Exploring language: lines of reasoning and critical thinking

Exploring language: lines of reasoning and critical thinking

by Lanella Sweet

It is essential that students can successfully apply critical thinking skills when reading and determining suitable information, particularly during this challenging and unprecedented time in our educational history.

Learning these techniques in isolation, as individual skills, enabled the students to critically analyse and successfully decipher information from all facets of media coverage.

Students were firstly taught specific isolated critical thinking, lines of reasoning skills, observed in everyday media. They then applied these understandings to develop their own unique examples. 

Critical Thinking / Lines of Reasoning concepts:

1. Circular reasoning

Circular Reasoning is where a person avoids the question, re-states the question going around in a circle, giving no actual concluding remarks.

2. Selected instances

Saying something is true or not true when you have not had enough experience to compare.  Large generalisation and conclusions based on only one experience.

3. Avoiding the question

Referring the question to someone else.  Discarding the question

4. Special allowance

Different rules apply to different circumstances.  A person’s line of reasoning is not always done the same way. For example, “It’s OK with me if the cashier short-changes people, as long as she doesn’t do it to me”.

5. Glittering wording

This is a propaganda technique that uses words that draw the consumer’s attention. The speaker uses words or phrases, which are attractive but have specific details omitted.

6. Bandwagon

The ‘join the group’ approach.  The bandwagon technique may be used to make the person think that if they don’t go along with it, they are not one of the group.

7. Repetition

This technique repeats a word, phrase, sentence or thought in the hope that it will be remembered after the message has been read or heard. 

8. Transfer

This idea hopes to transfer a person’s feeling about one thing to another – highly emotional often. 

9. Testimonial person

This technique uses a famous person or a person in a position of prestige that speaks in favour or against an idea to persuade the audience.

10. Prompt action required

This idea gives the audience a timeline approach. They must act within a definite (usually short) time period.

11. Bargain or free

Attempts to make the consumer think that they will get something for free. Bargain assumes the consumer will pay less for something that might be worth more.

Once all students were able to interpret, identify and understand these, in isolation, they could begin to apply and explore various options to show evidence of critical thinking and lines of reasoning.

Linking the techniques to global pandemic and impact of COVID-19

Students were able to demonstrate knowledge and understandings in different manners.  Some examples were fictional writing, creative dialogues, mock interviews with various community members or debates between government and health care workers.
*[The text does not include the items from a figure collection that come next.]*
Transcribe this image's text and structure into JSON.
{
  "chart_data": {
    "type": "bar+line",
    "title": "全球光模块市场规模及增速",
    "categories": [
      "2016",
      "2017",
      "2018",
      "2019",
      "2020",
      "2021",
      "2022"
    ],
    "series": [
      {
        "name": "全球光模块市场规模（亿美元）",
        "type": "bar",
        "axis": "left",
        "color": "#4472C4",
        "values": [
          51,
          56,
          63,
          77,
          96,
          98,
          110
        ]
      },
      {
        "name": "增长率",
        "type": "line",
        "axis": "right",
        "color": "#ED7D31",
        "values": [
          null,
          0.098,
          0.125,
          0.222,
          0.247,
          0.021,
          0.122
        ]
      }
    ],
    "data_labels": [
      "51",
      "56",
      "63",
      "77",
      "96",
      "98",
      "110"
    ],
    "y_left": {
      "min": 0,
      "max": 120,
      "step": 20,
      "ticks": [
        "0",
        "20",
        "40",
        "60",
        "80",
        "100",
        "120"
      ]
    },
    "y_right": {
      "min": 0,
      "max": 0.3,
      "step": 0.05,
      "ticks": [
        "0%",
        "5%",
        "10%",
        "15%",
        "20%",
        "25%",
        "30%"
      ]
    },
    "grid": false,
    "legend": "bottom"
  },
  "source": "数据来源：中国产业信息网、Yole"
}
These students developed strong, rich dialogue connecting the approaches together and linking lines of reasoning and thinking understandings about the current global impact of the pandemic – both in terms of health and economic repercussions. 

Developing rich connections

Students were fascinated to now uncover and recognise the critical techniques that might be found in everyday media coverage and were able to connect these with their own understanding about the pandemic and the personal, local, and global implications.

What we learned

Teachers recognised that students were beginning to unpack and critically think, analyse and decipher language use and the messaging behind the media coverage.  The analysis and understanding of such skills whilst living through this unprecedented time in Australia’s educational history was very meaningful and authentic to all learners.

Lanella Sweet is an enrichment teacher at Wesley’s Elsternwick Campus.